🤖 AI Summary
This work addresses the challenge of large-scale 3D surface reconstruction from multi-temporal satellite imagery, which is hindered by illumination variations, sensor heterogeneity, and the high computational cost of per-scene optimization. The authors propose SwiftGS, a novel system that leverages meta-learning to construct a hybrid representation decoupling geometry and radiance. SwiftGS predicts Gaussian primitives and a lightweight signed distance field (SDF) in a single forward pass, incorporating physics-aware rendering and a scene-conditioned meta-training paradigm to capture transferable cross-scene priors. Key innovations include a differentiable physics-informed graph model, spatially gated fusion, joint semantic-geometric optimization, and a conditional lightweight subtask head. Without requiring per-scene fine-tuning, SwiftGS achieves high-fidelity digital surface model reconstruction and view-consistent rendering while substantially reducing computational overhead.
📝 Abstract
Rapid, large-scale 3D reconstruction from multi-date satellite imagery is vital for environmental monitoring, urban planning, and disaster response, yet remains difficult due to illumination changes, sensor heterogeneity, and the cost of per-scene optimization.
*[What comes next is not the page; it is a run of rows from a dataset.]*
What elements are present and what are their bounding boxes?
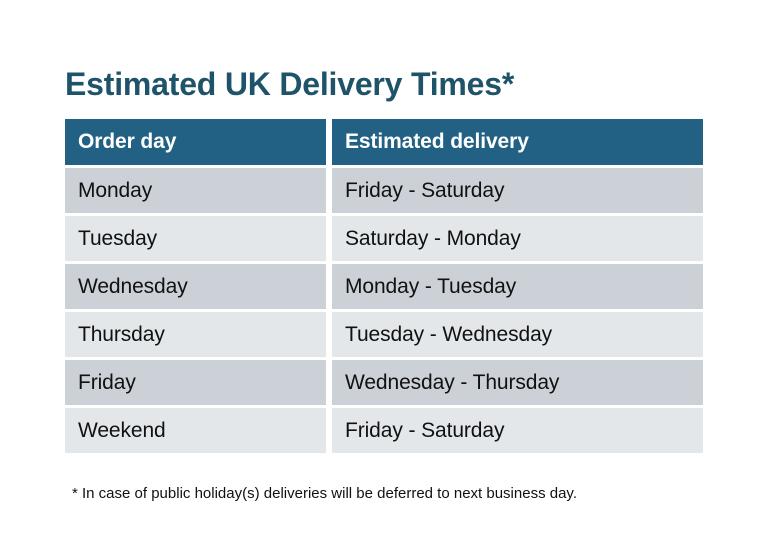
page-title: Estimated UK Delivery Times*	[65, 66, 515, 103]
table-row: Weekend Friday - Saturday	[65, 408, 703, 453]
cell-estimated-delivery: Wednesday - Thursday	[332, 360, 703, 405]
cell-estimated-delivery: Tuesday - Wednesday	[332, 312, 703, 357]
table-row: Friday Wednesday - Thursday	[65, 360, 703, 405]
cell-order-day: Wednesday	[65, 264, 326, 309]
table-row: Monday Friday - Saturday	[65, 168, 703, 213]
cell-order-day: Friday	[65, 360, 326, 405]
cell-estimated-delivery: Monday - Tuesday	[332, 264, 703, 309]
cell-estimated-delivery: Friday - Saturday	[332, 408, 703, 453]
cell-order-day: Tuesday	[65, 216, 326, 261]
delivery-times-table: Order day Estimated delivery Monday Frid…	[65, 119, 703, 456]
column-header-estimated-delivery: Estimated delivery	[332, 119, 703, 165]
cell-estimated-delivery: Saturday - Monday	[332, 216, 703, 261]
cell-order-day: Weekend	[65, 408, 326, 453]
footnote: * In case of public holiday(s) deliverie…	[72, 485, 577, 502]
cell-order-day: Monday	[65, 168, 326, 213]
table-row: Wednesday Monday - Tuesday	[65, 264, 703, 309]
table-header-row: Order day Estimated delivery	[65, 119, 703, 165]
table-row: Tuesday Saturday - Monday	[65, 216, 703, 261]
cell-estimated-delivery: Friday - Saturday	[332, 168, 703, 213]
column-header-order-day: Order day	[65, 119, 326, 165]
table-row: Thursday Tuesday - Wednesday	[65, 312, 703, 357]
cell-order-day: Thursday	[65, 312, 326, 357]
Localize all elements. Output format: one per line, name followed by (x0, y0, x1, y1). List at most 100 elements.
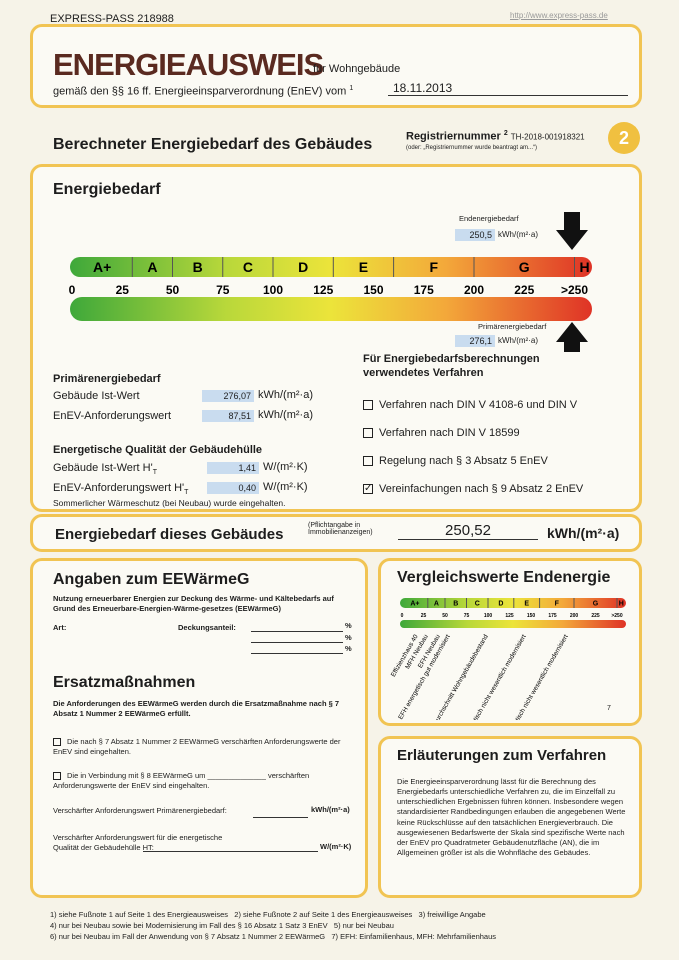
total-box: Energiebedarf dieses Gebäudes (Pflichtan… (30, 514, 642, 552)
row-value: 1,41 (207, 462, 259, 474)
primary-heading: Primärenergiebedarf (53, 373, 161, 385)
mini-gradient-bar (400, 620, 626, 628)
scale-label: 200 (570, 613, 579, 619)
class-label: B (193, 259, 203, 275)
class-label: C (475, 601, 480, 608)
scale-label: 225 (591, 613, 600, 619)
comparison-heading: Vergleichswerte Endenergie (397, 569, 611, 586)
page-number: 2 (608, 122, 640, 154)
scale-label: >250 (611, 613, 622, 619)
section-heading: Berechneter Energiebedarf des Gebäudes (53, 136, 373, 153)
envelope-note: Sommerlicher Wärmeschutz (bei Neubau) wu… (53, 498, 286, 508)
row-unit: W/(m²·K) (263, 481, 308, 493)
scale-label: 125 (505, 613, 514, 619)
class-label: F (430, 259, 439, 275)
class-label: E (359, 259, 368, 275)
energy-box: Energiebedarf (30, 164, 642, 512)
scale-label: 25 (116, 283, 130, 297)
scale-label: 0 (69, 283, 76, 297)
scale-label: 25 (421, 613, 427, 619)
coverage-label: Deckungsanteil: (178, 623, 236, 632)
total-unit: kWh/(m²·a) (547, 525, 620, 541)
footnote-ref: 2 (503, 130, 508, 137)
mini-class-bar (400, 598, 626, 608)
explanation-text: Die Energieeinsparverordnung lässt für d… (397, 777, 626, 857)
class-label: H (579, 259, 589, 275)
row-label-text: EnEV-Anforderungswert (53, 410, 172, 422)
replacement-option: Die in Verbindung mit § 8 EEWärmeG um __… (53, 771, 353, 791)
end-unit: kWh/(m²·a) (498, 230, 538, 239)
primary-unit: kWh/(m²·a) (498, 336, 538, 345)
class-label: A (434, 601, 439, 608)
art-label: Art: (53, 623, 67, 632)
method-text: Regelung nach § 3 Absatz 5 EnEV (379, 455, 548, 467)
methods-heading: Für Energiebedarfsberechnungen verwendet… (363, 353, 540, 380)
row-value: 276,07 (202, 390, 254, 402)
scale-label: 175 (548, 613, 557, 619)
scale-label: 100 (484, 613, 493, 619)
total-label: Energiebedarf dieses Gebäudes (55, 526, 284, 543)
class-label: A+ (410, 601, 419, 608)
explanation-box: Erläuterungen zum Verfahren Die Energiee… (378, 736, 642, 898)
replacement-intro: Die Anforderungen des EEWärmeG werden du… (53, 699, 340, 719)
subtitle-text: gemäß den §§ 16 ff. Energieeinsparverord… (53, 85, 347, 98)
class-label: D (498, 601, 503, 608)
row-label-sub: T (184, 489, 189, 497)
checkbox (53, 772, 61, 781)
arrow-down (556, 212, 588, 250)
title-suffix: für Wohngebäude (313, 63, 401, 75)
scale-label: 50 (166, 283, 180, 297)
method-text: Verfahren nach DIN V 18599 (379, 427, 520, 439)
scale-label: >250 (561, 283, 588, 297)
eewaerme-heading: Angaben zum EEWärmeG (53, 571, 250, 588)
comparison-footnote: 7 (607, 705, 611, 712)
primary-value: 276,1 (455, 335, 495, 347)
row-unit: kWh/(m²·a) (258, 409, 313, 421)
row-label-text: EnEV-Anforderungswert H' (53, 482, 185, 494)
row-unit: kWh/(m²·a) (258, 389, 313, 401)
comparison-scale: A+ A B C D E F G H 0 25 50 75 100 125 150 175 200 225 >250 E… (390, 598, 626, 720)
checkbox (363, 400, 373, 411)
primary-label: Primärenergiebedarf (478, 322, 547, 331)
scale-label: 150 (363, 283, 383, 297)
row-label-sub: T (152, 469, 157, 477)
method-text: Vereinfachungen nach § 9 Absatz 2 EnEV (379, 483, 584, 495)
reg-hint: (oder: „Registriernummer wurde beantragt… (406, 145, 538, 151)
total-value: 250,52 (398, 522, 538, 540)
method-item: Regelung nach § 3 Absatz 5 EnEV (363, 455, 548, 467)
eewaerme-intro: Nutzung erneuerbarer Energien zur Deckun… (53, 594, 334, 614)
footnote: 1) siehe Fußnote 1 auf Seite 1 des Energ… (50, 910, 486, 919)
arrow-up (556, 322, 588, 352)
class-label: G (593, 601, 599, 608)
reg-label: Registriernummer 2 TH-2018-001918321 (406, 130, 585, 143)
checkbox: ✓ (363, 483, 373, 495)
url: http://www.express-pass.de (510, 11, 608, 20)
method-item: Verfahren nach DIN V 4108-6 und DIN V (363, 399, 577, 411)
row-label-text: Gebäude Ist-Wert (53, 390, 140, 402)
row-label-text: Gebäude Ist-Wert H' (53, 462, 153, 474)
envelope-heading: Energetische Qualität der Gebäudehülle (53, 444, 263, 456)
subtitle: gemäß den §§ 16 ff. Energieeinsparverord… (53, 85, 353, 98)
eewaerme-box: Angaben zum EEWärmeG Nutzung erneuerbare… (30, 558, 368, 898)
row-label: EnEV-Anforderungswert (53, 410, 171, 422)
percent: % (345, 621, 352, 630)
header-box: ENERGIEAUSWEIS für Wohngebäude gemäß den… (30, 24, 642, 108)
footnote: 4) nur bei Neubau sowie bei Modernisieru… (50, 921, 394, 930)
row-value: 0,40 (207, 482, 259, 494)
scale-label: 75 (464, 613, 470, 619)
row-label: Gebäude Ist-Wert (53, 390, 140, 402)
class-label: H (619, 601, 624, 608)
class-bar (70, 257, 592, 277)
reg-label-text: Registriernummer (406, 130, 501, 143)
replacement-heading: Ersatzmaßnahmen (53, 674, 196, 691)
scale-label: 0 (401, 613, 404, 619)
scale-label: 100 (263, 283, 283, 297)
total-note: (Pflichtangabe in Immobilienanzeigen) (308, 522, 373, 536)
pass-id: EXPRESS-PASS 218988 (50, 13, 174, 25)
title: ENERGIEAUSWEIS (53, 47, 324, 82)
option-text: Die in Verbindung mit § 8 EEWärmeG um __… (53, 771, 310, 791)
req-envelope-unit: W/(m²·K) (320, 842, 352, 851)
scale-label: 225 (514, 283, 534, 297)
scale-label: 200 (464, 283, 484, 297)
req-primary-label: Verschärfter Anforderungswert Primärener… (53, 806, 227, 815)
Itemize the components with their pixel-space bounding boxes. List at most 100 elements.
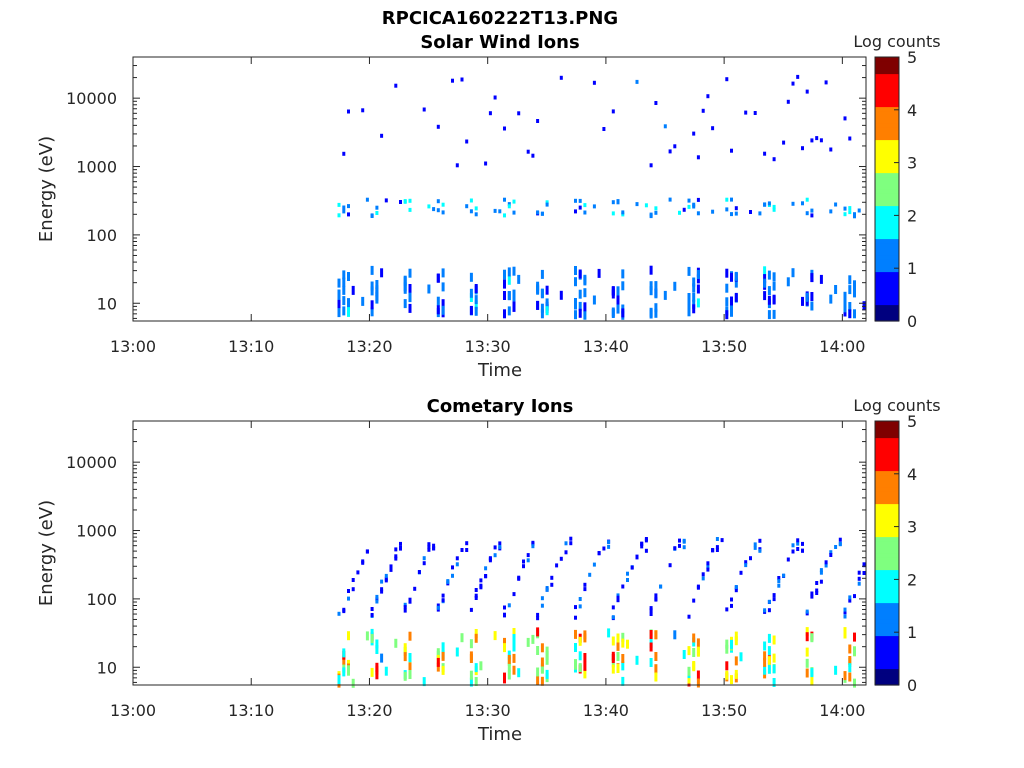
heatmap-cell (626, 639, 629, 649)
heatmap-cell (351, 285, 355, 295)
heatmap-cell (394, 638, 398, 648)
heatmap-cell (583, 582, 587, 587)
heatmap-cell (550, 582, 554, 587)
heatmap-cell (384, 573, 388, 578)
heatmap-cell (616, 595, 620, 600)
heatmap-cell (436, 199, 440, 204)
heatmap-cell (375, 285, 379, 295)
heatmap-cell (370, 286, 374, 296)
heatmap-cell (370, 265, 374, 275)
heatmap-cell (460, 77, 464, 82)
heatmap-cell (739, 652, 743, 662)
heatmap-cell (526, 553, 530, 558)
heatmap-cell (640, 541, 644, 546)
heatmap-cell (791, 549, 795, 554)
heatmap-cell (574, 643, 577, 652)
colorbar-tick-label: 3 (907, 518, 917, 537)
heatmap-cell (545, 200, 549, 205)
heatmap-cell (578, 663, 582, 673)
colorbar-segment (875, 172, 899, 178)
heatmap-cell (616, 652, 620, 661)
colorbar-segment (875, 234, 899, 240)
heatmap-cell (417, 570, 421, 574)
heatmap-cell (545, 202, 549, 207)
heatmap-cell (503, 126, 506, 131)
colorbar-segment (875, 680, 899, 686)
heatmap-cell (451, 565, 454, 570)
heatmap-cell (838, 542, 842, 547)
heatmap-cell (730, 197, 733, 202)
heatmap-cell (380, 589, 384, 594)
colorbar-segment (875, 462, 899, 467)
heatmap-cell (342, 648, 346, 658)
heatmap-cell (621, 632, 625, 642)
heatmap-cell (536, 667, 540, 677)
heatmap-cell (824, 80, 828, 85)
heatmap-cell (503, 213, 506, 218)
colorbar-segment (875, 151, 899, 157)
heatmap-cell (507, 204, 511, 209)
heatmap-cell (498, 545, 502, 549)
heatmap-cell (772, 653, 776, 663)
y-tick-label: 1000 (76, 522, 117, 541)
heatmap-cell (375, 205, 379, 210)
heatmap-cell (853, 214, 856, 219)
heatmap-cell (484, 161, 488, 166)
heatmap-cell (701, 108, 705, 113)
heatmap-cell (848, 644, 852, 654)
heatmap-cell (559, 556, 563, 561)
heatmap-cell (498, 541, 502, 546)
colorbar-segment (875, 429, 899, 434)
heatmap-cell (517, 274, 521, 284)
heatmap-cell (512, 628, 516, 637)
heatmap-cell (512, 653, 516, 663)
colorbar-segment (875, 160, 899, 165)
heatmap-cell (810, 208, 814, 213)
heatmap-cell (422, 556, 426, 561)
heatmap-cell (469, 607, 473, 612)
axes-frame (132, 420, 867, 686)
heatmap-cell (574, 300, 577, 310)
heatmap-cell (621, 210, 625, 215)
heatmap-cell (687, 666, 691, 676)
colorbar-tick-label: 0 (907, 676, 917, 695)
colorbar-segment (875, 197, 899, 202)
heatmap-cell (347, 298, 350, 308)
heatmap-cell (848, 206, 852, 211)
heatmap-cell (347, 631, 350, 641)
heatmap-cell (536, 646, 540, 655)
heatmap-cell (711, 126, 715, 131)
heatmap-cell (810, 292, 814, 301)
colorbar-segment (875, 292, 899, 297)
heatmap-cell (763, 291, 767, 301)
heatmap-cell (436, 124, 440, 129)
heatmap-cell (559, 290, 563, 300)
heatmap-cell (531, 153, 535, 158)
heatmap-cell (441, 202, 445, 207)
heatmap-cell (545, 285, 549, 295)
heatmap-cell (668, 563, 672, 568)
heatmap-cell (696, 678, 700, 688)
heatmap-cell (734, 206, 738, 211)
heatmap-cell (399, 546, 402, 551)
heatmap-cell (526, 637, 530, 647)
heatmap-cell (361, 296, 365, 306)
heatmap-cell (744, 110, 748, 115)
heatmap-cell (427, 545, 431, 550)
heatmap-cell (408, 198, 412, 203)
heatmap-cell (692, 131, 696, 136)
heatmap-cell (668, 197, 672, 202)
heatmap-cell (493, 545, 497, 550)
heatmap-cell (649, 608, 653, 613)
heatmap-cell (692, 283, 696, 293)
heatmap-cell (649, 281, 653, 291)
heatmap-cell (432, 207, 436, 212)
colorbar-segment (875, 532, 899, 538)
heatmap-cell (810, 591, 814, 596)
heatmap-cell (342, 607, 346, 612)
colorbar-tick-label: 2 (907, 206, 917, 225)
heatmap-cell (479, 578, 483, 583)
heatmap-cell (621, 654, 625, 663)
heatmap-cell (692, 277, 696, 287)
x-tick-label: 13:00 (110, 337, 156, 356)
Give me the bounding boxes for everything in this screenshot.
We introduce SwiftGS, a meta-learned system that reconstructs 3D surfaces in a single forward pass by predicting geometry-radiation-decoupled Gaussian primitives together with a lightweight SDF, replacing expensive per-scene fitting with episodic training that captures transferable priors. The model couples a differentiable physics graph for projection, illumination, and sensor response with spatial gating that blends sparse Gaussian detail and global SDF structure, and incorporates semantic-geometric fusion, conditional lightweight task heads, and multi-view supervision from a frozen geometric teacher under an uncertainty-aware multi-task loss. At inference, SwiftGS operates zero-shot with optional compact calibration and achieves accurate DSM reconstruction and view-consistent rendering at significantly reduced computational cost, with ablations highlighting the benefits of the hybrid representation, physics-aware rendering, and episodic meta-training.